Dost ve düşman

Bugüne kadar yabancı devletleri dost ya da düşman sınıfına dahil ettik ve öyle davrandık. Bu zıtlığın sebepleri inanç ve ideolojilere dayandı, bazı ülkeler ise yanımızda olduğu için onu kendimize bağlayarak güçlü olmak istedik. Oysa günümüzde eski değer yargıları ve egemen olma ilkeleri değiştiği için yeni bir yan yana ya da karşı karşıya olma kriteri bulmalıydık. Büyük güçler hesaba dayalı ve akılla belirlenen politikalar uygulamaya başladılar ve küçük ülkeleri eski düşünceleriyle baş başa bıraktılar. Bu bazen dost sandıklarımızın gerçekte düşman olduklarını ve şartlara göre dost olunmasını gerektiren ülkelerin ise düşman gibi görünmelerine neden oldu. Dost sandıklarımız ansızın düşman olurken düşman görünenlerin ortak bir politika uyguladıklarını gördük. Mesela Şah döneminde İran ABD’nin en yakın dostu görünürken, F-14 uçakları sadece ABD ve İran’da bulunuyordu. Gizli servisleri kardeş gibiydi. Ama bir gün Ayetullah Humeyni kendisine tahsis edilen özel bir Fransız uçağıyla İran’a geldi ve yönetimi ele geçirdi ve İran hem tarihsel hem de günümüzün şartlarının gösterdiği yönetimi terk etti ve Fransızlarla yakın ilişki kurdu. Bu şunu gösteriyordu: Yönetim halk tarafından değil güçler tarafından belirleniyordu.

***

Osmanlı dağılırken biz de benzer bir tavır yaşadık. Yunan ordusu İzmir’e çıkartıldı ve Anadolu’ya doğru ilerlemeye başladı. Yunanlılar bizimle yaptıkları bu savaşta bazı toprakları işgal edebilselerdi bile buna hükmetmeleri zaten mümkün değildi. Savaşın sonuçlarına bakarak olayı açıklayabiliriz. Türkiye’nin yeni düşmanı Yunanlılar oldu ve Osmanlı’yı dağıtan İngiltere’yi en iyi dostlarımızdan biri saydık. Şu soruyu sorabiliriz: Bu savaş düşmanı değiştirme operasyonu muydu ve Yunanistan bir şey karşılığı mı buna razı olmuştu?
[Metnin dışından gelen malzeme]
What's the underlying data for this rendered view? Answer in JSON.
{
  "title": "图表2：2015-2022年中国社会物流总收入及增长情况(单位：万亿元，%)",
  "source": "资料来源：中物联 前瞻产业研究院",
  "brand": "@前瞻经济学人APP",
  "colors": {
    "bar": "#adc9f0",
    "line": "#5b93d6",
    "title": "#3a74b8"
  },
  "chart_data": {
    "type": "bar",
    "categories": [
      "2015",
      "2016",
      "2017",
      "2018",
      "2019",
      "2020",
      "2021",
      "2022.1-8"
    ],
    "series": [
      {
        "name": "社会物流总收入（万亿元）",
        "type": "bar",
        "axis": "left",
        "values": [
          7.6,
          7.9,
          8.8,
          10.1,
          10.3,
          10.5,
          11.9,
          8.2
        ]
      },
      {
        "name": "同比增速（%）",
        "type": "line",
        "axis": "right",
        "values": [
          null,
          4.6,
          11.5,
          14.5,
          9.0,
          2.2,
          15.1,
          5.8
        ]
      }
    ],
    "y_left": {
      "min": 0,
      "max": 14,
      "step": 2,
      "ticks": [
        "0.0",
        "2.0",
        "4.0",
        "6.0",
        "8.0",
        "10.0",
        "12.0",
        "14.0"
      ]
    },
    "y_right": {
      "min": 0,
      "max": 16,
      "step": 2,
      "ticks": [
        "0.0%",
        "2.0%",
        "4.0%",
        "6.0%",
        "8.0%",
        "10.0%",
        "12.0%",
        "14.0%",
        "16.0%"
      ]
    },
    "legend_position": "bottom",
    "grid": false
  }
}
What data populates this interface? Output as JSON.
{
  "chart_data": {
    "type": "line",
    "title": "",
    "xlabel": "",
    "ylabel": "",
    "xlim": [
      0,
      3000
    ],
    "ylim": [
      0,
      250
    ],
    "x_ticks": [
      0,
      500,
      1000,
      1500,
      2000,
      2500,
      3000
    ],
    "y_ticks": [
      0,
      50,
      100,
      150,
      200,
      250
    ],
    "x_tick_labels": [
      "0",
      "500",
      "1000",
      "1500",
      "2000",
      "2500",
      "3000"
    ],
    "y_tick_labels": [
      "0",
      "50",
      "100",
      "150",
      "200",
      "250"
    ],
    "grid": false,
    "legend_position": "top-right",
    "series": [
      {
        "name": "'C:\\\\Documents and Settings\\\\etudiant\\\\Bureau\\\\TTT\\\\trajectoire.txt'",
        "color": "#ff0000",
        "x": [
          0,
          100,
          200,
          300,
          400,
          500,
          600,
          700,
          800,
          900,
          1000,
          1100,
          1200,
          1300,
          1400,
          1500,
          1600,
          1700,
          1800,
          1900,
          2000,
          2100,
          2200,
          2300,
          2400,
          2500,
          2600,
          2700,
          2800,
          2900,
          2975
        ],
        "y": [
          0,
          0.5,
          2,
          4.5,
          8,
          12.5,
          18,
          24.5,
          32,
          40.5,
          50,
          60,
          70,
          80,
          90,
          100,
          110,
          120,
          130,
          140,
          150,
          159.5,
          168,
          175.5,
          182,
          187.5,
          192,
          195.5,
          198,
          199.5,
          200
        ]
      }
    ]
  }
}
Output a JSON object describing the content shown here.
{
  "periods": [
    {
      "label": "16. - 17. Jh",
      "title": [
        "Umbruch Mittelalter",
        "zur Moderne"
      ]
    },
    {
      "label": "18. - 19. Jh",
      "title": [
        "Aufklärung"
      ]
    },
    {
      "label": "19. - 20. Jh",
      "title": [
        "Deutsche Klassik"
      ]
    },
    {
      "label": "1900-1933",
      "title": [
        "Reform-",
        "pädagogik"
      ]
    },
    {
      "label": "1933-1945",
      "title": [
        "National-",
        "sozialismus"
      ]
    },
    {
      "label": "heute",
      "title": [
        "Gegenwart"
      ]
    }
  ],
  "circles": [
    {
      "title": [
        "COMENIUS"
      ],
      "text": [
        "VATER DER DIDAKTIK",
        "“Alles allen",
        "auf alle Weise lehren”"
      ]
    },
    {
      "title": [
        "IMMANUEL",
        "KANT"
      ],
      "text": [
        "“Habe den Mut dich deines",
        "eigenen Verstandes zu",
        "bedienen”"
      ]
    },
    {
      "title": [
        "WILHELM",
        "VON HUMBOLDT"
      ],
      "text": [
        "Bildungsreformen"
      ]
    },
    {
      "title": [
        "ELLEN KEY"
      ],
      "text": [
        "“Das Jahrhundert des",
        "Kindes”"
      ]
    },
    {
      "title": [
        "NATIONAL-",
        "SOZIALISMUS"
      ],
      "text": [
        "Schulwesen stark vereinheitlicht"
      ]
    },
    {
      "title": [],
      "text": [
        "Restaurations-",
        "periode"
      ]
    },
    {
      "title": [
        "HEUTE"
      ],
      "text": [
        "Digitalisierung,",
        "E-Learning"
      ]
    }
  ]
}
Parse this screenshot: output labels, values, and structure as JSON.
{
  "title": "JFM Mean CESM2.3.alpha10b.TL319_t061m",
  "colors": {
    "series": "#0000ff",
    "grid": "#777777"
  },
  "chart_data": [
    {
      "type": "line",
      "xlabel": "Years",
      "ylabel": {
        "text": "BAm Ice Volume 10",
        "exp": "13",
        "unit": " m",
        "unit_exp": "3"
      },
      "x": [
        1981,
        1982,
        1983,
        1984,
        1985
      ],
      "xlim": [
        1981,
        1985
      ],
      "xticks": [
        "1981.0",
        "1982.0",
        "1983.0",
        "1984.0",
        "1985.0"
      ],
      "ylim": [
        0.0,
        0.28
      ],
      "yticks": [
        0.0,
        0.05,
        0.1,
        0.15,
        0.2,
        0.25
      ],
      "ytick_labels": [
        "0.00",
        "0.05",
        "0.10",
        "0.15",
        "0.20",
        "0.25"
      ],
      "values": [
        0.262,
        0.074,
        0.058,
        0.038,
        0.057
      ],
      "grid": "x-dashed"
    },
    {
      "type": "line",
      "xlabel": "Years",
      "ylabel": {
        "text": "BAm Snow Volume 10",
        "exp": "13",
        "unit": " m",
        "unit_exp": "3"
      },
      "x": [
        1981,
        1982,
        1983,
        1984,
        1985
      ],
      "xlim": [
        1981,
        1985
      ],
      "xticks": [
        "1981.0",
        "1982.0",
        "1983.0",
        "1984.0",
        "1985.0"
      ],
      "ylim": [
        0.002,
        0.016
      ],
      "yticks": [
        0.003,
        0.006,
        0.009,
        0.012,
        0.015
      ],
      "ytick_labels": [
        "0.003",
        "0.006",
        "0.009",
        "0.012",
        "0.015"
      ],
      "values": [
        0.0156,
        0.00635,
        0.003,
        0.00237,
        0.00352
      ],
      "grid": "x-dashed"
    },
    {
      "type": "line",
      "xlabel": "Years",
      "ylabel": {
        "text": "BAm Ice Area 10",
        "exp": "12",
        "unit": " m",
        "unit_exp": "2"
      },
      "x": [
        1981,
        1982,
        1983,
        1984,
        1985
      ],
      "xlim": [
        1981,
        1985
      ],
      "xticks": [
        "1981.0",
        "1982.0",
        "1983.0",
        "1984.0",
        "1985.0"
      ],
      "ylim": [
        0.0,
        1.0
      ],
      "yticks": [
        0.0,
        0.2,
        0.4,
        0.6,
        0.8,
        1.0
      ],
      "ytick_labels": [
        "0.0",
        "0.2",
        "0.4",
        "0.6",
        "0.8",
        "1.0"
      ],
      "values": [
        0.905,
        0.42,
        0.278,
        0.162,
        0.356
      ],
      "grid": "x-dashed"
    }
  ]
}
Ayrıca Türkiye bir yenilgi değil bir zafer sonucu kurulmuş oldu ve dünyadaki en önemli düşmanımız da Yunanistan olarak ders kitaplarında yerini aldı.

Diğer tarafta tarihin bile az kaydettiği bir düşmanlığın, gerçekte dünyaya egemen olmak için yapılan bir örtü anlaşmasının eseri olduğunu gösteriyordu. Bu ABD ile SSCB’nin geçmişte bir örneğini rastlanmayacak bir düşmanlık içinde olduğu zannediliyordu ama birbirlerini yok edecek hatta dünyanın sonunu getireceği düşünülen silahlara sahipken ve tüm görüntü ve söylemler bunu doğrularken savaş sonrası kurulan uluslararası ittifaklar tam tersine bu iki gücün birbiriyle anlaşmış olabileceklerini düşündürüyor.

Çoğunlukla savaşları takiben kurulan dünya dengelerindeki bozulma, yani  Sovyetler Birliği’nin dağılmasını takiben yaşanan durumda ABD’nin tek büyük güç olması ve karşı tarafta yeterli dengeleyici bir gücün bulunmaması halinde, dünyada yeni bir denge arayışı oluşur. Bu yeni yapılanmaları, yeni ittifakları gerektirir. Ancak eski dengenin yapıcıları rekabet ve hükümranlık alanları paylaşımı nedeni ile yeni yükselen bir değer olan Çin’in Avrupa ile ittifakını ya da diğer ülkelerle ittifaklarını istemez. Bu durumda ABD ve Rusya’nın taraf olduğu yeni bir denge kurulması hali; Türkiye’yi önemli kılar.

Türkiye’nin dünyayı değerlendirmesi ve yerimizin yapılandırılmasında ülkemiz yararına katkıda bulunulması gerekirken siyasilerin bu aşamaya bigane kalmaması icap eder.